JOHANNESBURG - South African President Jacob Zuma has resigned after more than a week of intense pressure from his party to step down.
With just an hour left ahead of a Wednesday midnight deadline to resign or face a no-confidence vote, Zuma finally did what he swore he would not do: He quit.
Had he not done so, he would have faced what was likely to be an embarrassing, messy no-confidence vote in parliament Thursday, bolstered by the African National Congress, the party that brought him into the presidency in 2009.
On Tuesday, the party recalled him, a move they expected to provoke his immediate resignation. When that didn't happen, ANC lawmakers lobbied for a planned no-confidence vote to be moved earlier, to Thursday.
Zuma rendered that unnecessary in his 20-minute address to the nation.
"I have, therefore, come to the decision to resign as president of the republic with immediate effect," he said. "Even though I disagree with the decision of the leadership of my organization, I have always been a disciplined member of the ANC. As I leave, I will continue to serve the people of South Africa as well as the ANC, the organization I have served all of my life, in it."
However, he retained the tone of defiance he had exhibited earlier in the day, when he accused the party of being "unfair."
"I do not fear exiting political office," he said. "However, I have only asked my party to articulate my transgressions and the reason for its immediate instruction that I vacate office. This was important in view of the discussions I had with the president of the ANC and the secretary-general of the party that were aimed at uniting our organization, the ANC."
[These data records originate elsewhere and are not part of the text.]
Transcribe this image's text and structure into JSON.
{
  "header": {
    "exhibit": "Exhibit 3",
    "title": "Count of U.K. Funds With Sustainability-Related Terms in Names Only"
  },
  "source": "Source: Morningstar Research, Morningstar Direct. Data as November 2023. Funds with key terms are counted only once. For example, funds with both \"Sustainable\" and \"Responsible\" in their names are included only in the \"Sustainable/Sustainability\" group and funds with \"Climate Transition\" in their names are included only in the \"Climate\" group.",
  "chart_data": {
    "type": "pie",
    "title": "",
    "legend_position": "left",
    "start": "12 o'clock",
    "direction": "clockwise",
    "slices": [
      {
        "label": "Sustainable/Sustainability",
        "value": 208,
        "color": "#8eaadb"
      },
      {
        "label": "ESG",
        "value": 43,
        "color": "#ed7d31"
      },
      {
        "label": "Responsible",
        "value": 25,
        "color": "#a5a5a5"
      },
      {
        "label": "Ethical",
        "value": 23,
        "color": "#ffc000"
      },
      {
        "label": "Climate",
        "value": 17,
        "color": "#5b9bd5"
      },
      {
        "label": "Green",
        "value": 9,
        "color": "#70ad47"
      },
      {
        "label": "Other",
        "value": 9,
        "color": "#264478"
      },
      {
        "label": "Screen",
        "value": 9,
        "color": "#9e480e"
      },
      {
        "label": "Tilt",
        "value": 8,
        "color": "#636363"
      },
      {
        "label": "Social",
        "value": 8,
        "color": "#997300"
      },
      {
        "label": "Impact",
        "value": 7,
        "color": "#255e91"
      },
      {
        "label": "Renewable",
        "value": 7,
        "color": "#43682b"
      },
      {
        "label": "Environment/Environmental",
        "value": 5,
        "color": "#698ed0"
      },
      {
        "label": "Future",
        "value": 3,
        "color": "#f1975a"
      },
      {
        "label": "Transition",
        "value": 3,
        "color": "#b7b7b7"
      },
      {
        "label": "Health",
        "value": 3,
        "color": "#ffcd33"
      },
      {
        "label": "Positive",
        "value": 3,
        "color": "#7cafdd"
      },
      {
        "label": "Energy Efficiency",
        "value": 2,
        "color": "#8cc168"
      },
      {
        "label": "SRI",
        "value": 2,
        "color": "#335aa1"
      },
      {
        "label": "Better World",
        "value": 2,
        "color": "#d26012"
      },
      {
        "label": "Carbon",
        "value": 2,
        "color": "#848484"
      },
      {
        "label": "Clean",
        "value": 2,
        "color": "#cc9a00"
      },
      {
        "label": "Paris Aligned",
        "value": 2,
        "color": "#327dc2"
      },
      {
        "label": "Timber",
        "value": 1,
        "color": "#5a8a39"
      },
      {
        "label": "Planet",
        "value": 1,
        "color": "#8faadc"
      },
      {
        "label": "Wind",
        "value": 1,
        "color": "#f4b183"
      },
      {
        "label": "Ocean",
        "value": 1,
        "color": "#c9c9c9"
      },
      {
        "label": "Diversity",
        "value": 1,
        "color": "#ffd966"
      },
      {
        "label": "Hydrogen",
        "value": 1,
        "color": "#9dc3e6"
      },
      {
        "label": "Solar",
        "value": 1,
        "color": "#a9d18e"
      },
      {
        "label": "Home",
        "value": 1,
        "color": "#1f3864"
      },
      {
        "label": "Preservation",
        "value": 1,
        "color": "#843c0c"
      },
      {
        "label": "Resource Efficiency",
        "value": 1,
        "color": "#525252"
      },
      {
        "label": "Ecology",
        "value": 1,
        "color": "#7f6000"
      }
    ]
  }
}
WATCH: South Africa's Zuma Resigns to Avoid No-Confidence Vote
The ANC welcomed the resignation and thanked Zuma for his nine years as president.
Zuma's final presidential term was set to end in mid-2019. The ANC leadership has argued in the past week, though, that he needed to leave sooner. The party has lost ground in recent elections, largely due to Zuma's growing unpopularity.
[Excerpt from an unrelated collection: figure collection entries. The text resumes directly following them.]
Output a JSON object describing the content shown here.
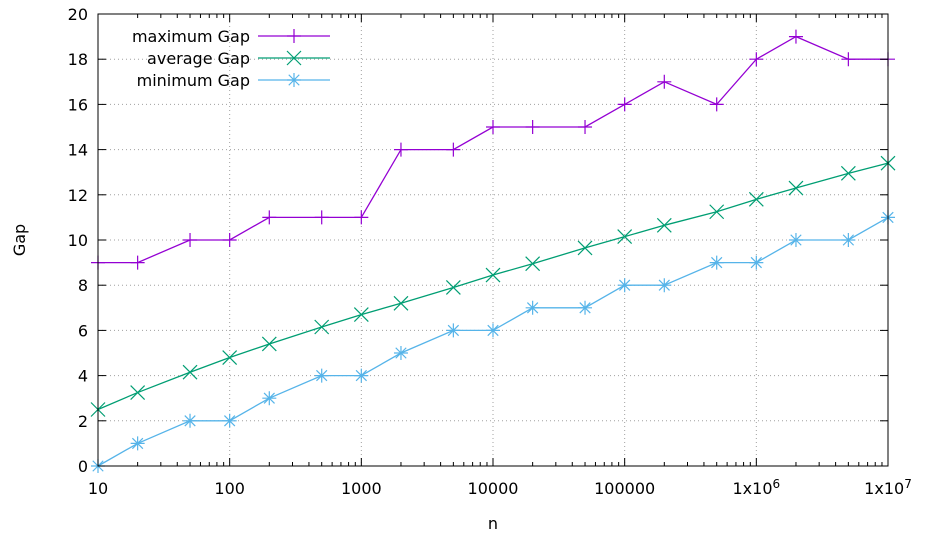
{
  "chart_data": {
    "type": "line",
    "xlabel": "n",
    "ylabel": "Gap",
    "xscale": "log",
    "xlim": [
      10,
      10000000
    ],
    "ylim": [
      0,
      20
    ],
    "grid": true,
    "legend_position": "top-left",
    "x": [
      10,
      20,
      50,
      100,
      200,
      500,
      1000,
      2000,
      5000,
      10000,
      20000,
      50000,
      100000,
      200000,
      500000,
      1000000,
      2000000,
      5000000,
      10000000
    ],
    "x_tick_labels": [
      "10",
      "100",
      "1000",
      "10000",
      "100000",
      "1x10^6",
      "1x10^7"
    ],
    "y_ticks": [
      0,
      2,
      4,
      6,
      8,
      10,
      12,
      14,
      16,
      18,
      20
    ],
    "series": [
      {
        "name": "maximum Gap",
        "color": "#9400d3",
        "marker": "plus",
        "values": [
          9,
          9,
          10,
          10,
          11,
          11,
          11,
          14,
          14,
          15,
          15,
          15,
          16,
          17,
          16,
          18,
          19,
          18,
          18
        ]
      },
      {
        "name": "average Gap",
        "color": "#009e73",
        "marker": "cross",
        "values": [
          2.5,
          3.25,
          4.15,
          4.8,
          5.4,
          6.15,
          6.7,
          7.2,
          7.9,
          8.45,
          8.95,
          9.65,
          10.15,
          10.65,
          11.25,
          11.8,
          12.3,
          12.95,
          13.4
        ]
      },
      {
        "name": "minimum Gap",
        "color": "#56b4e9",
        "marker": "star",
        "values": [
          0,
          1,
          2,
          2,
          3,
          4,
          4,
          5,
          6,
          6,
          7,
          7,
          8,
          8,
          9,
          9,
          10,
          10,
          11
        ]
      }
    ]
  }
}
ANC deputy secretary-general Jessie Duarte praised Zuma's efforts in bringing key developments to the nation still riven by inequality less than three decades after the end of apartheid.
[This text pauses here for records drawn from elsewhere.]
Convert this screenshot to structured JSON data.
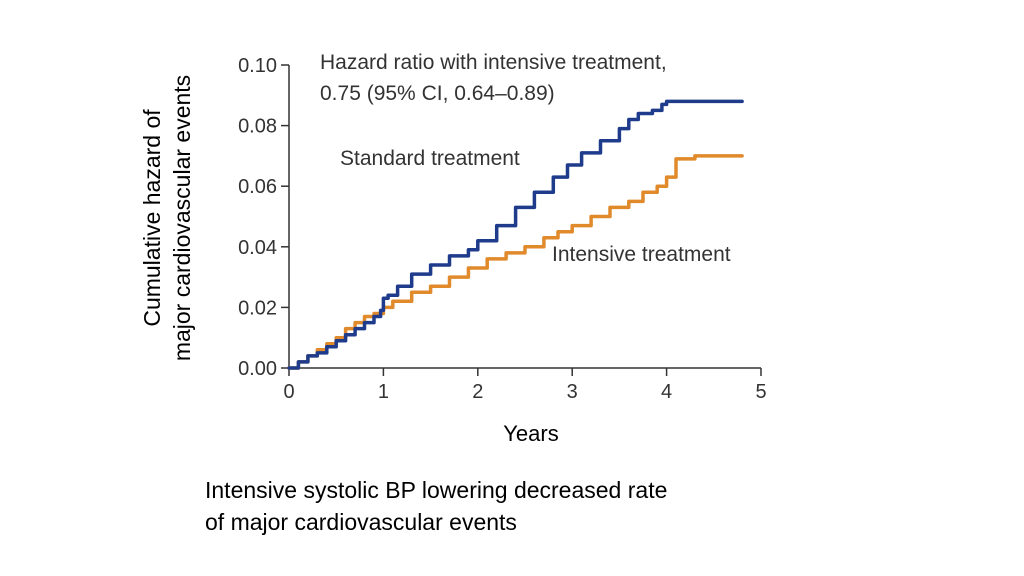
{
  "chart_data": {
    "type": "line",
    "title": "",
    "xlabel": "Years",
    "ylabel_lines": [
      "Cumulative hazard of",
      "major cardiovascular events"
    ],
    "xlim": [
      0,
      5
    ],
    "ylim": [
      0,
      0.1
    ],
    "xticks": [
      0,
      1,
      2,
      3,
      4,
      5
    ],
    "xtick_labels": [
      "0",
      "1",
      "2",
      "3",
      "4",
      "5"
    ],
    "yticks": [
      0,
      0.02,
      0.04,
      0.06,
      0.08,
      0.1
    ],
    "ytick_labels": [
      "0.00",
      "0.02",
      "0.04",
      "0.06",
      "0.08",
      "0.10"
    ],
    "grid": false,
    "annotation_lines": [
      "Hazard ratio with intensive treatment,",
      "0.75 (95% CI, 0.64–0.89)"
    ],
    "series": [
      {
        "name": "Standard treatment",
        "color": "#1f3b8c",
        "x": [
          0,
          0.1,
          0.2,
          0.3,
          0.4,
          0.5,
          0.6,
          0.7,
          0.8,
          0.9,
          0.97,
          1.0,
          1.05,
          1.15,
          1.3,
          1.5,
          1.7,
          1.9,
          2.0,
          2.2,
          2.4,
          2.6,
          2.8,
          2.95,
          3.1,
          3.3,
          3.5,
          3.6,
          3.7,
          3.85,
          3.95,
          4.0,
          4.2,
          4.5,
          4.8
        ],
        "y": [
          0,
          0.002,
          0.004,
          0.005,
          0.007,
          0.009,
          0.011,
          0.013,
          0.015,
          0.017,
          0.019,
          0.023,
          0.024,
          0.027,
          0.031,
          0.034,
          0.037,
          0.039,
          0.042,
          0.047,
          0.053,
          0.058,
          0.063,
          0.067,
          0.071,
          0.075,
          0.079,
          0.082,
          0.084,
          0.085,
          0.087,
          0.088,
          0.088,
          0.088,
          0.088
        ]
      },
      {
        "name": "Intensive treatment",
        "color": "#e08a2c",
        "x": [
          0,
          0.1,
          0.2,
          0.3,
          0.4,
          0.5,
          0.6,
          0.7,
          0.8,
          0.9,
          1.0,
          1.1,
          1.3,
          1.5,
          1.7,
          1.9,
          2.1,
          2.3,
          2.5,
          2.7,
          2.85,
          3.0,
          3.2,
          3.4,
          3.6,
          3.75,
          3.9,
          4.0,
          4.1,
          4.3,
          4.8
        ],
        "y": [
          0,
          0.002,
          0.004,
          0.006,
          0.008,
          0.01,
          0.013,
          0.015,
          0.017,
          0.018,
          0.02,
          0.022,
          0.025,
          0.027,
          0.03,
          0.033,
          0.036,
          0.038,
          0.04,
          0.043,
          0.045,
          0.047,
          0.05,
          0.053,
          0.055,
          0.058,
          0.06,
          0.063,
          0.069,
          0.07,
          0.07
        ]
      }
    ],
    "series_label_text": [
      "Standard treatment",
      "Intensive treatment"
    ]
  },
  "caption": {
    "line1": "Intensive systolic BP lowering decreased rate",
    "line2": "of major cardiovascular events"
  },
  "colors": {
    "axis": "#333333",
    "label": "#333333"
  }
}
"While we acknowledge mistakes that may have been committed, President Zuma leaves a legacy of delivery in many critical areas," she said.
Duarte also encouraged lawmakers to support Zuma's deputy and successor as leader of the ANC, Cyril Ramaphosa. Parliament has said they hope to swear-in a new president by Friday morning at the latest, and have the new leader deliver the State of the Nation address Friday night.
But Zuma also leaves behind bitterness and many questions. Zuma had maintained that the ANC has never told him what he did wrong to deserve a recall from his party or a no-confidence vote.
When asked directly after his resignation, Duarte did not specify what Zuma's "mistakes" may have been. But for years, Zuma has been mired in ever deeper, ever wider corruption scandals. For years, members of the party — including Duarte — vociferously defended him in the face of criticism and against eight no-confidence votes in parliament.
But those allegations are threatening to be resurrected in court, and make a quiet retirement unlikely for Zuma: He could face numerous corruption investigations, including a pending case that includes 783 charges of corruption.